How far away is Thursday still! Why can I not this instant consummate the grievous sacrifice, and forget at once its object and its cause! This visit troubles me; I repent of my promise of it. Alas! What need has he to see me again? What are we to one another now? If he has offended me, I forgive him. I congratulate him even on his wish to repair his faults; I praise him for it. I will do more, I will imitate him; and I, who have been beguiled by like errors, shall be brought back by his example. But, since his intention is to flee from me, why does he begin by seeking me out? What is most urgent for either of us, is it not that each should forget the other? Doubtless that is so; and that, henceforth, shall be my sole care.
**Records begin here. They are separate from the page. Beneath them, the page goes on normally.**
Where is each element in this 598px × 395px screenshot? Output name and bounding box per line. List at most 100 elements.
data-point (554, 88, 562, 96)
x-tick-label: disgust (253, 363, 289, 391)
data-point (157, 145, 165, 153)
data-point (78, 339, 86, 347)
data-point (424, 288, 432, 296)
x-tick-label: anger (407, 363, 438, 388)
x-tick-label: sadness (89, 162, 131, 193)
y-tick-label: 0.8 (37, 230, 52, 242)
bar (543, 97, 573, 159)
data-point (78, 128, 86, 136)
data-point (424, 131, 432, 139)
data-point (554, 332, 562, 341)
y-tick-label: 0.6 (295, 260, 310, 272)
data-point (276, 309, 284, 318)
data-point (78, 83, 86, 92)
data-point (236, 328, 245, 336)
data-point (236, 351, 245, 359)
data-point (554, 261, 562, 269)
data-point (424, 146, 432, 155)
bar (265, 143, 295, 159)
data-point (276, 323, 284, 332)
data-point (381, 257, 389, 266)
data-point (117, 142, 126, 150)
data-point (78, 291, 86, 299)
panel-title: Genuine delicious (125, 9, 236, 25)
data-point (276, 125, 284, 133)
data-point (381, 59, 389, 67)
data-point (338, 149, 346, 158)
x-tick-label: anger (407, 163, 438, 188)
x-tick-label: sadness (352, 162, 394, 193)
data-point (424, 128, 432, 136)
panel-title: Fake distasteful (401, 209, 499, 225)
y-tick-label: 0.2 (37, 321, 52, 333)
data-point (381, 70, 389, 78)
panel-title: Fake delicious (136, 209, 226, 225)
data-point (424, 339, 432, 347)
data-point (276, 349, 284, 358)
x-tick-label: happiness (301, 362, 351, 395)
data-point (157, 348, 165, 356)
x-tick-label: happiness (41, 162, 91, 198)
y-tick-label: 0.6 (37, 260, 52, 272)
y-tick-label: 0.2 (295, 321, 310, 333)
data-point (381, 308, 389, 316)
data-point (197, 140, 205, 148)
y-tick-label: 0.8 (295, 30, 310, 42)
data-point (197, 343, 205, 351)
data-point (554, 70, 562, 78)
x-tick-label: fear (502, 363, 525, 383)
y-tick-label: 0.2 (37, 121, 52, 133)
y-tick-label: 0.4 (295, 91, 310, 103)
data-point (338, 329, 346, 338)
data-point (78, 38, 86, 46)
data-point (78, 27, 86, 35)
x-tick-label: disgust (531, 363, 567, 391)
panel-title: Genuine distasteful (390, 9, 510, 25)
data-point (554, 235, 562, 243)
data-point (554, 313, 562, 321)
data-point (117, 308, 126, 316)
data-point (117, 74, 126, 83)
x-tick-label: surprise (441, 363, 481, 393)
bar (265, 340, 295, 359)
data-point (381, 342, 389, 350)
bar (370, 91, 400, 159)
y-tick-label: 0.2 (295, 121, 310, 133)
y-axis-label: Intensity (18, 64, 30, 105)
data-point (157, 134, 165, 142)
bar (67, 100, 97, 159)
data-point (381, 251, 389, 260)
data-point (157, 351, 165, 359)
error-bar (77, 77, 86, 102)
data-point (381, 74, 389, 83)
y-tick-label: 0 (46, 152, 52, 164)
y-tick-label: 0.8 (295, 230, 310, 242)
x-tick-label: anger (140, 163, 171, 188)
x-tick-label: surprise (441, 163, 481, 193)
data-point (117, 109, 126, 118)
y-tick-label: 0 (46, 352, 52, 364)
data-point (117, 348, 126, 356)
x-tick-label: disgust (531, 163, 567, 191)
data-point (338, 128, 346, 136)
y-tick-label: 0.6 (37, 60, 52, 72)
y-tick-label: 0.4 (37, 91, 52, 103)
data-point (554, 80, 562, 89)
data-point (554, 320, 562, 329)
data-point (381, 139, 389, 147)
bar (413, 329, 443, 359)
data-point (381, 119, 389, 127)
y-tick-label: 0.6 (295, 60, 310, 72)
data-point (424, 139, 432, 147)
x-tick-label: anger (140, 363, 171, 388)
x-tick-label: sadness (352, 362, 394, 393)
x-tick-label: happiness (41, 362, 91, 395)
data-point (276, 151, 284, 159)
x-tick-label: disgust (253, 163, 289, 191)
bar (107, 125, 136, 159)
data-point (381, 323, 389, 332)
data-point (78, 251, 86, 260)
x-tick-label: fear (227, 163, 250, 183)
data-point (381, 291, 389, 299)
If you will permit me, my amiable friend, I will come to you in order to occupy myself with this arduous task. If I have need of succor, perhaps even of consolation, I will not receive it from any other than you. You alone know how to understand me and to speak to my heart. Your precious friendship shall fill my whole existence. Nothing shall seem too difficult for me to second the care that you must take of yourself. I shall owe you my tranquillity, my happiness, my virtue, and the fruit of your kindness to me will be that, at last, I shall become worthy of it.

I have written very wildly, I think, in this letter; I gather so, at least, from the trouble which has unceasingly harassed me while writing. If any sentiments occur in it at which I ought to blush, cover them with the indulgence of your friendship; I rely upon it entirely. It is not from you that I would hide any of the movements of my heart.

Adieu, my venerable friend. I hope, in a few days, to announce the day of my arrival.